Wednesday, April 20, 2011

The Hunger Games

Whew! I finished listening to The Hunger Games by Suzanne Collins this afternoon. What a ride! I can see what all the excitement is about now. This book is not available in the Marshall Lane Library but I've had quite a few 5th graders ask for it so I thought I should read it for myself so I could say why it's not in our library. It is a YA title. It's pretty dark and violent. If you haven't read it yet and care about such things, from here on out there be SPOILERS.
The story takes place sometime in the distant future of an Earth-like world. Climate change has made resources scarce and after a series of wars, North America seems to have emerged as a new country called Panem consisting of the Capitol and 12 surrounding districts. The 13 district was crushed by the Capitol in a failed uprising. Each district has a specific function, for instance, district 12 mines the coal, district 11 grows food, etc., however, resources are scarce and most seem to go to the Capitol first. Starvation is common in many of the districts. A district may earn more food for a year by offering a "tribute" to the Hunger Games. A tribute is a child of the district between the age of 12 and 18 who is sent to the Capitol to battle the "tributes" from the other districts to the death in a huge arena that mimics a type of environment and is manipulated by the "game makers." Every year each district sends two tributes, 1 boy and 1 girl, to the Hunger Games from which only one can emerge victorious and 23 must die. The games are televised and people are encouraged to sponsor their favorite players. This adds a twist to the game play because if players win the favor of the audience, they may earn special items to help them in the game. It's like Survivor on steroids. Katniss and Peeta are the tributes from District 12, a district that has not produced a champion in over 30 years. Once the tributes are selected they are shipped off to the capitol and treated as the celebrities du jour. They are given make overs and weapons training and they are coached on strategies and how to win the favor of the audience. As it turns out, Peeta carries a torch for Katniss, which Katniss finds out during a public interview, and they are encouraged by their team of coaches to play up the romance angle to please the audience. It works. As violent as the game is, it is even more heartbreaking to see Peeta and Katniss's emotions manipulated for entertainment. Katniss is painfully aware throughout the games that she must not only survive but put on a good show. And is Peeta doing the same? Or does he really love her? And when the games are finally over, she realizes she can't continue to be the person she was in the arena yet she's unable to be who she was before.

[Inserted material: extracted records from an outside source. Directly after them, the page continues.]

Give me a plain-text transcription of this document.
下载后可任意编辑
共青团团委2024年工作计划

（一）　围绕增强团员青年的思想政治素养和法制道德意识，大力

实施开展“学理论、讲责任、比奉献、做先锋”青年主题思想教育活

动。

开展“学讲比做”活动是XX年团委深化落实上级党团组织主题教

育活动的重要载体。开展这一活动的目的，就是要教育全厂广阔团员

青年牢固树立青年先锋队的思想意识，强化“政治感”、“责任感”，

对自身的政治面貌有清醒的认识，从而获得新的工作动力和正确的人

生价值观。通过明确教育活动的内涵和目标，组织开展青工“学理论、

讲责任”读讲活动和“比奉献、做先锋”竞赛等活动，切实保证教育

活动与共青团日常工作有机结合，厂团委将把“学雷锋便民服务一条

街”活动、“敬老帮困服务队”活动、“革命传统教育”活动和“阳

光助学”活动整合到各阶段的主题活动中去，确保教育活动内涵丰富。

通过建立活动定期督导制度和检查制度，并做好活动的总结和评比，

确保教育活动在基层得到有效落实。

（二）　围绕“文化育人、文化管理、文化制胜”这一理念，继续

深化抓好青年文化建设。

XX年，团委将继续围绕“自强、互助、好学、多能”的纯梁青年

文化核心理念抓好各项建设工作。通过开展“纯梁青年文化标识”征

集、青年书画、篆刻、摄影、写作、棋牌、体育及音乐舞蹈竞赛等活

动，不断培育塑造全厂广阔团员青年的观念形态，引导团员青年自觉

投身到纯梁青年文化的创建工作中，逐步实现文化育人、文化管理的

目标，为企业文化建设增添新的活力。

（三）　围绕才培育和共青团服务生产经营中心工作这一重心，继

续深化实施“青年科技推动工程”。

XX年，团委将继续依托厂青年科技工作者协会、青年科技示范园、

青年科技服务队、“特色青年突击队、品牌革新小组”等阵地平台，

Dystopian sci-fi often feels like cautionary tales, and there is a bit of that here, what with our thirst for 'reality' television, but I was too swept away by the horror of the games and the heartbreaking tale of Peeta and Katniss to tell if there were any fingers wagging at me.
Although you won't find The Hunger Games at the Marshall Lane Library, if you'd like to read something similar try The Giver, by Lois Lowry or The House of the Scorpion, by Nancy Farmer, both of which can be found in the Marshall Lane Library.